The National Arms Company was a Brooklyn, New York–based manufacturer of firearms that flourished for a decade in the mid-19th century, around the time of the American Civil War.

Among the weapons it manufactured were a derringer that fired the .41 Short (a round it introduced in 1863), and Daniel Moore and David Williamson's Pocket Revolver using the Caliber .32 Teat-fire cartridge (which it made under both the Moore and National Arms marques).

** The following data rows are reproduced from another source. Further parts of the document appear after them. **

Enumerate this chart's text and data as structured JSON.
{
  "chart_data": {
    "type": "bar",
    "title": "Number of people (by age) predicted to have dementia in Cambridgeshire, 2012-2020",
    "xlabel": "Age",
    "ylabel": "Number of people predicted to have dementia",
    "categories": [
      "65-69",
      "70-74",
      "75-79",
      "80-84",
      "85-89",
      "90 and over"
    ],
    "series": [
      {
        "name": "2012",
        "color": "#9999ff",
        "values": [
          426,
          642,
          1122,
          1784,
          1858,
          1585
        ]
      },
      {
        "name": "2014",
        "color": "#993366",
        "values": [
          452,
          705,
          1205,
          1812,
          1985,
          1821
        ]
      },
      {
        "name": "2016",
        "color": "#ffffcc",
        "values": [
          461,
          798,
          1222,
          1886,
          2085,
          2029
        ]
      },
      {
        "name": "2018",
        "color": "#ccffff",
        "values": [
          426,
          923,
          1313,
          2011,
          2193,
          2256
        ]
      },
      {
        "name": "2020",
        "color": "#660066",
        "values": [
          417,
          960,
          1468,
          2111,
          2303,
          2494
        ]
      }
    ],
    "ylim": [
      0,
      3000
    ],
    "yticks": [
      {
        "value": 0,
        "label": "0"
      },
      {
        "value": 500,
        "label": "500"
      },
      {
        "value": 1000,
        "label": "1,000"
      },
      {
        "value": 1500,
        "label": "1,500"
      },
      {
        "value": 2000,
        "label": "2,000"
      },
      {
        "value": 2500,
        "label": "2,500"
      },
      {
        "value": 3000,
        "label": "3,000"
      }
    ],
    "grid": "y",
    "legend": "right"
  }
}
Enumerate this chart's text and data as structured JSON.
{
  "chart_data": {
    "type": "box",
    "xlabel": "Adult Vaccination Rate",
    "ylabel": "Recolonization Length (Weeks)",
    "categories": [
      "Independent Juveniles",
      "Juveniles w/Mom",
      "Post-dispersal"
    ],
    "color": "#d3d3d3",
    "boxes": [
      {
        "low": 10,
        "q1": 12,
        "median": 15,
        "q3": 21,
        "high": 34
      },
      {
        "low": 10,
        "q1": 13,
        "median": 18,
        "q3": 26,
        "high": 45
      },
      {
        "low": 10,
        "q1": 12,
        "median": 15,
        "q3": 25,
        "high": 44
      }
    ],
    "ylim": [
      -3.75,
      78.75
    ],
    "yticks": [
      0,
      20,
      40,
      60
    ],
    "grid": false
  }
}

The Moore Caliber .32 Teat-fire, which used a unique cartridge to get around the Rollin White patent owned by Horace Smith and Daniel Wesson, proved very popular during the Civil War, with both soldiers and civilians. The "Teat-fire" cartridges did not have a rim at the back like conventional cartridges, but were rounded at the rear, with a small "teat" that would protrude through a tiny opening in the rear of the cylinder. The priming mixture was contained in the "teat" and when the hammer struck it, the cartridge would fire. Thus, it was akin to a rimfire cartridge, but instead of having priming all the way around the edge of the rim, it is centrally located in the teat.

National Arms produced about 30,000 of the Caliber .32 Teat-fire revolvers from 1864 to 1870, when it was acquired by Colt's Manufacturing Company. Colt continued to produce the .41 rimfire derringer after the acquisition as an effort to break into the metallic cartridge gun market.